To facilitate their high-volume operations, most participants in the supply chain today rely on proprietary, siloed databases storing data with poor connection and traceability.

Hundreds of new innovations that depend on transparent, verifiable, and trustworthy supply chain data are made possible by the introduction of blockchain technology into supply chains. Without a doubt, there will be IT innovation firms prepared to provide a hand to supply chain firms throughout this time of change.


Q: Why is blockchain technology beneficial for supply chains?

Blockchain technology provides transparency, traceability, and efficiency in supply chains. Every transaction in a blockchain is stored in an immutable ledger, making it possible to trace the origin of goods, track their movement, and validate their authenticity. This transparency can help prevent fraud, improve trust among parties, and streamline operations.

Q: How does blockchain improve traceability in supply chains?

Traditional supply chain systems often struggle with traceability due to complex networks of manufacturers, suppliers, and logistics providers. With blockchain, each product can be recorded on the ledger with a unique identifier. As it moves through the supply chain, each transaction is added to the blockchain. This provides an immutable, verifiable record of every movement and transaction, making it easy to trace a product back to its origin.

Q: How can blockchain help reduce fraud and counterfeit products in supply chains?

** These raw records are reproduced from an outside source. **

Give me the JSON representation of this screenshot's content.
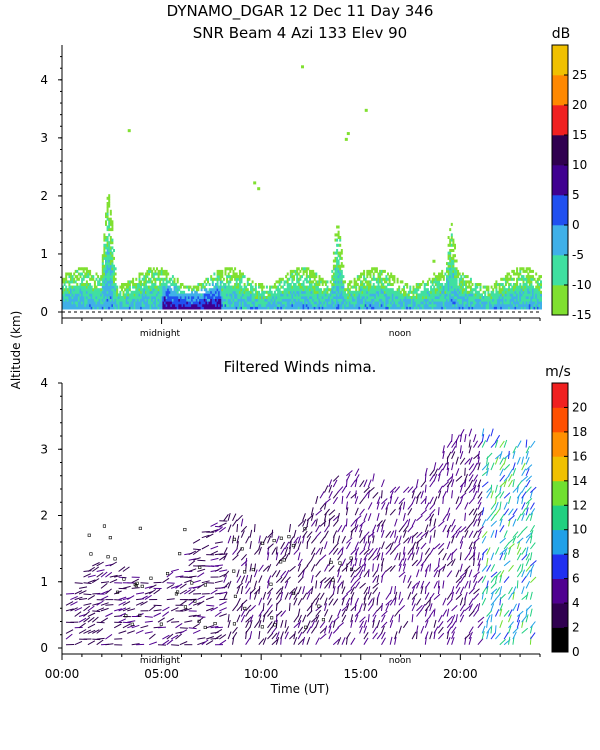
{
  "header": {
    "title_line1": "DYNAMO_DGAR  12 Dec 11 Day 346",
    "title_line2": "SNR Beam 4 Azi 133 Elev 90"
  },
  "shared": {
    "ylabel": "Altitude (km)",
    "xlabel": "Time (UT)",
    "marker_midnight": "midnight",
    "marker_noon": "noon"
  },
  "colors": {
    "snr_scale": [
      "#80e030",
      "#40e0a0",
      "#40b0e8",
      "#2050f0",
      "#400090",
      "#300050",
      "#f02020",
      "#ff8800",
      "#f0c000"
    ],
    "wind_scale": [
      "#000000",
      "#300050",
      "#500090",
      "#2030f0",
      "#20a0e8",
      "#20d080",
      "#70e030",
      "#f0c000",
      "#ff9000",
      "#ff5000",
      "#f02020"
    ]
  },
  "chart_data": [
    {
      "type": "heatmap",
      "title": "SNR Beam 4 Azi 133 Elev 90",
      "ylabel": "Altitude (km)",
      "xlim": [
        0,
        24
      ],
      "ylim": [
        0,
        4.6
      ],
      "yticks": [
        "0",
        "1",
        "2",
        "3",
        "4"
      ],
      "colorbar": {
        "unit": "dB",
        "ticks": [
          "-15",
          "-10",
          "-5",
          "0",
          "5",
          "10",
          "15",
          "20",
          "25"
        ],
        "range": [
          -15,
          30
        ]
      },
      "features": {
        "boundary_layer_top_km": 0.6,
        "strongest_echo_hours": [
          5,
          8
        ],
        "plumes": [
          {
            "t": 2.3,
            "top_km": 2.0
          },
          {
            "t": 13.8,
            "top_km": 1.5
          },
          {
            "t": 19.5,
            "top_km": 1.5
          }
        ]
      }
    },
    {
      "type": "scatter",
      "title": "Filtered Winds nima.",
      "xlabel": "Time (UT)",
      "ylabel": "Altitude (km)",
      "xlim": [
        0,
        24
      ],
      "ylim": [
        0,
        4
      ],
      "xticks": [
        "00:00",
        "05:00",
        "10:00",
        "15:00",
        "20:00"
      ],
      "yticks": [
        "0",
        "1",
        "2",
        "3",
        "4"
      ],
      "colorbar": {
        "unit": "m/s",
        "ticks": [
          "0",
          "2",
          "4",
          "6",
          "8",
          "10",
          "12",
          "14",
          "16",
          "18",
          "20"
        ],
        "range": [
          0,
          22
        ]
      },
      "features": {
        "wind_top_km": 3.2,
        "fast_winds_hours": [
          21,
          24
        ]
      }
    }
  ]
}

Blockchain’s immutability means that once a transaction is recorded on the blockchain, it cannot be altered or deleted. This makes it much harder for fraudulent activity or counterfeiting to occur since every transaction is traceable and verifiable by all participants. It’s also possible to use blockchain to authenticate products, verifying that they are genuine and haven’t been tampered with.

Q: How does blockchain increase efficiency in supply chains?

By providing a single, unified record of all transactions, blockchain eliminates the need for disparate, often manual record-keeping systems. The automation of these processes reduces errors and administrative costs. Blockchain can also automate contractual transactions through smart contracts, speeding up processes that would otherwise require manual intervention.

Q: What are the challenges in implementing blockchain in supply chains?

While blockchain has many benefits, implementation can be challenging. This includes technical complexity, a lack of standardization in technology, legal and regulatory uncertainties, and the need for a significant cultural shift towards collaboration and transparency. It also requires a network effect – the more parties in the supply chain that adopt the technology, the more effective it becomes.